Because Besse presented actual evidence of consent to the district court, which required the need for individualized inquiries in order to distinguish between solicited and unsolicited Prolia faxes, the district court did not abuse its discretion in denying class certification on these grounds.
In addition to issues surrounding consent, the district court premised its denial of certification on the inability to identify class members. In its view, this difficulty was a problem for Sandusky under both Rule 23(b)(3) predominance and ascertainability. Sandusky's proposed class consisted of “[a]ll persons who were successfully sent [the Prolia fax].” R. 91 at 12; R. 107. But while Besse intended the fax to be sent to all 53,502 individuals and entities on the Prolia List, only 40,343 actually received it. Both parties agreed that the 25% who did not receive the Prolia fax are not valid class members. In the absence of fax logs listing the status of each attempted transmission, the district court resolved that “each potential class member would have to submit an affidavit certifying receipt of the Prolia fax. Given that the fax was sent in 2010, the recollection of a putative class member that he, she, or it had received a particular unsolicited fax would be somewhat suspect.” R. 108, Memorandum Op. at 6, PID 24708. Thus, it concluded that using affidavits to identify class members was yet a second individual issue that prevented common questions from predominating, and reliance on these 7-year-old, self-serving statements was not an “administratively feasible” way to ascertain class membership.1 Id. at 4–5, PID 24706–07.

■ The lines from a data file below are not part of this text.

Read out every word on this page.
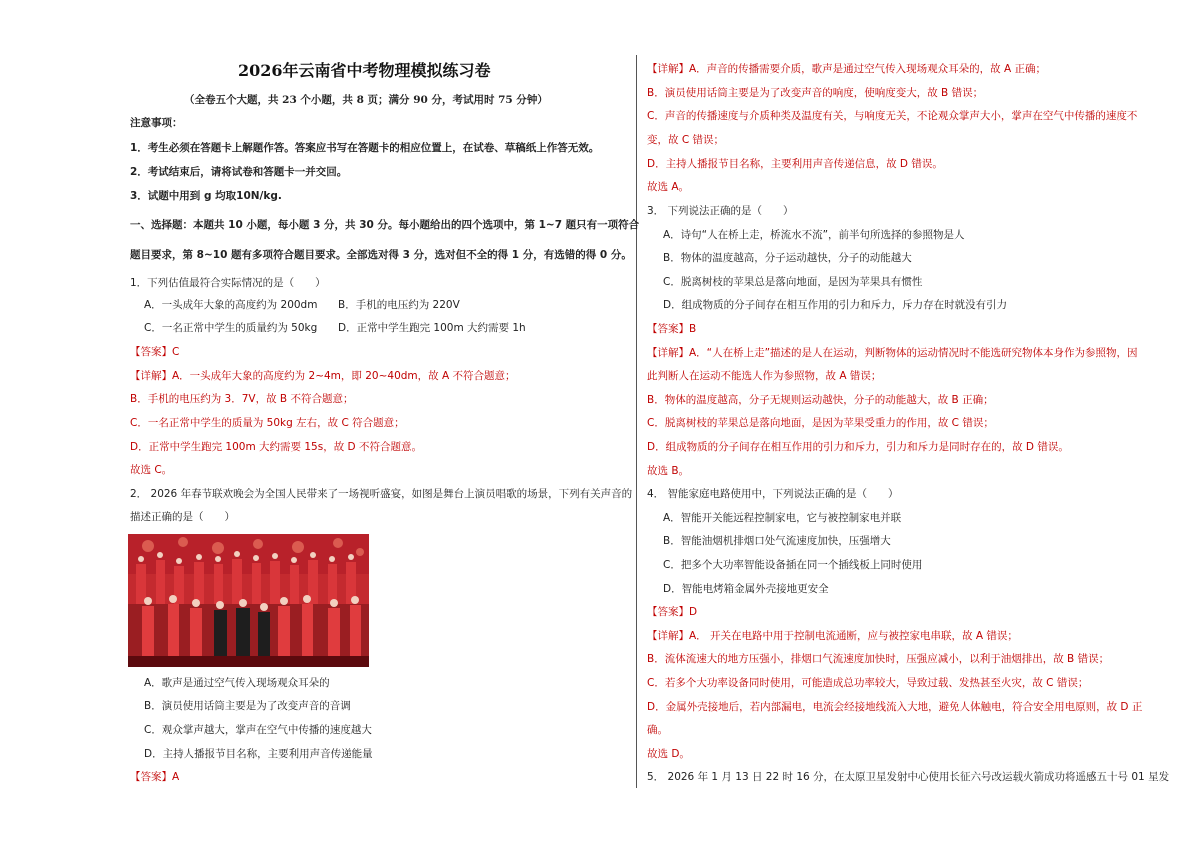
2026年云南省中考物理模拟练习卷
（全卷五个大题，共 23 个小题，共 8 页；满分 90 分，考试用时 75 分钟）
注意事项：
1．考生必须在答题卡上解题作答。答案应书写在答题卡的相应位置上，在试卷、草稿纸上作答无效。
2．考试结束后，请将试卷和答题卡一并交回。
3．试题中用到 g 均取10N/kg.
一、选择题：本题共 10 小题，每小题 3 分，共 30 分。每小题给出的四个选项中，第 1~7 题只有一项符合
题目要求，第 8~10 题有多项符合题目要求。全部选对得 3 分，选对但不全的得 1 分，有选错的得 0 分。
1．下列估值最符合实际情况的是（　　）
A．一头成年大象的高度约为 200dm B．手机的电压约为 220V
C．一名正常中学生的质量约为 50kg D．正常中学生跑完 100m 大约需要 1h
【答案】C
【详解】A．一头成年大象的高度约为 2~4m，即 20~40dm，故 A 不符合题意；
B．手机的电压约为 3．7V，故 B 不符合题意；
C．一名正常中学生的质量为 50kg 左右，故 C 符合题意；
D．正常中学生跑完 100m 大约需要 15s，故 D 不符合题意。
故选 C。
2． 2026 年春节联欢晚会为全国人民带来了一场视听盛宴，如图是舞台上演员唱歌的场景，下列有关声音的
描述正确的是（　　）
A．歌声是通过空气传入现场观众耳朵的
B．演员使用话筒主要是为了改变声音的音调
C．观众掌声越大，掌声在空气中传播的速度越大
D．主持人播报节目名称，主要利用声音传递能量
【答案】A
【详解】A．声音的传播需要介质，歌声是通过空气传入现场观众耳朵的，故 A 正确；
B．演员使用话筒主要是为了改变声音的响度，使响度变大，故 B 错误；
C．声音的传播速度与介质种类及温度有关，与响度无关，不论观众掌声大小，掌声在空气中传播的速度不
变，故 C 错误；
D．主持人播报节目名称，主要利用声音传递信息，故 D 错误。
故选 A。
3． 下列说法正确的是（　　）
A．诗句“人在桥上走，桥流水不流”，前半句所选择的参照物是人
B．物体的温度越高，分子运动越快，分子的动能越大
C．脱离树枝的苹果总是落向地面，是因为苹果具有惯性
D．组成物质的分子间存在相互作用的引力和斥力，斥力存在时就没有引力
【答案】B
【详解】A．“人在桥上走”描述的是人在运动，判断物体的运动情况时不能选研究物体本身作为参照物，因
此判断人在运动不能选人作为参照物，故 A 错误；
B．物体的温度越高，分子无规则运动越快，分子的动能越大，故 B 正确；
C．脱离树枝的苹果总是落向地面，是因为苹果受重力的作用，故 C 错误；
D．组成物质的分子间存在相互作用的引力和斥力，引力和斥力是同时存在的，故 D 错误。
故选 B。
4． 智能家庭电路使用中，下列说法正确的是（　　）
A．智能开关能远程控制家电，它与被控制家电并联
B．智能油烟机排烟口处气流速度加快，压强增大
C．把多个大功率智能设备插在同一个插线板上同时使用
D．智能电烤箱金属外壳接地更安全
【答案】D
【详解】A． 开关在电路中用于控制电流通断，应与被控家电串联，故 A 错误；
B．流体流速大的地方压强小，排烟口气流速度加快时，压强应减小，以利于油烟排出，故 B 错误；
C．若多个大功率设备同时使用，可能造成总功率较大，导致过载、发热甚至火灾，故 C 错误；
D．金属外壳接地后，若内部漏电，电流会经接地线流入大地，避免人体触电，符合安全用电原则，故 D 正
确。
故选 D。
5． 2026 年 1 月 13 日 22 时 16 分，在太原卫星发射中心使用长征六号改运载火箭成功将遥感五十号 01 星发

On appeal, Sandusky argues that difficulties in identifying class members are not relevant to either ascertainability or Rule 23(b)(3) predominance; in its view, this concern should be accounted for under Rule 23(b)(3)'s superiority prong, which requires courts to determine whether “a class action is superior to other available methods for fairly and efficiently adjudicating the controversy.” Fed. R. Civ. P. 23(b)(3). Analyzing superiority entails balancing the “the desirability” of class treatment with “the likely difficulties in managing a class action,” among other things. Id. So although scrutinizing individual affidavits may be burdensome, Sandusky argues that these burdens are outweighed by the benefits of affording its TCPA claim class action treatment, which include furthering the deterrent purposes of the TCPA and ensuring that Besse does not walk away from its alleged wrongdoings scot-free. According to Sandusky, if the district court had conducted this balancing inquiry, rather than relying on predominance or ascertainability, it would have certified Sandusky's proposed class.

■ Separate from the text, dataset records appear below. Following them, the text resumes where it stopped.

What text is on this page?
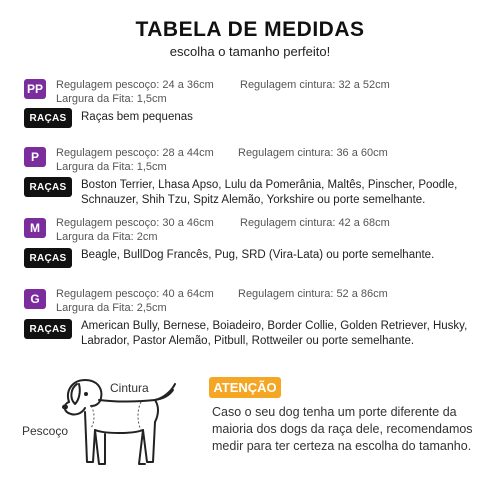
TABELA DE MEDIDAS
escolha o tamanho perfeito!
PP Regulagem pescoço: 24 a 36cm Regulagem cintura: 32 a 52cm
Largura da Fita: 1,5cm
RAÇAS	Raças bem pequenas
P	Regulagem pescoço: 28 a 44cm Regulagem cintura: 36 a 60cm
Largura da Fita: 1,5cm
RAÇAS	Boston Terrier, Lhasa Apso, Lulu da Pomerânia, Maltês, Pinscher, Poodle, Schnauzer, Shih Tzu, Spitz Alemão, Yorkshire ou porte semelhante.
M	Regulagem pescoço: 30 a 46cm Regulagem cintura: 42 a 68cm
Largura da Fita: 2cm
RAÇAS	Beagle, BullDog Francês, Pug, SRD (Vira-Lata) ou porte semelhante.
G	Regulagem pescoço: 40 a 64cm Regulagem cintura: 52 a 86cm
Largura da Fita: 2,5cm
RAÇAS	American Bully, Bernese, Boiadeiro, Border Collie, Golden Retriever, Husky, Labrador, Pastor Alemão, Pitbull, Rottweiler ou porte semelhante.
Cintura
Pescoço
ATENÇÃO
Caso o seu dog tenha um porte diferente da maioria dos dogs da raça dele, recomendamos medir para ter certeza na escolha do tamanho.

We disagree. Even if Sandusky is correct that class member identity is properly analyzed under Rule 23(b)(3) superiority—something we do not decide—it would not have been an abuse of discretion for the district court to conclude that class action treatment was not the superior method for resolving Sandusky's claim. To be sure, courts have been inconsistent in how they have accounted for difficulties in identifying class members, especially within the context of the TCPA. Some consider it when deciding whether common questions of law or fact predominate. See, e.g., Ira Holtzman, C.P.A. v. Turza, 728 F.3d 682, 685 (7th Cir. 2013) (concluding that fax logs listing the fax numbers of each individual who received the fax obviated the “need for recipient-by-recipient adjudication,” and consequently, “the district court did not err in concluding that the questions of law or fact common to class members predominate over any questions affecting only individual members”) (internal quotation marks omitted).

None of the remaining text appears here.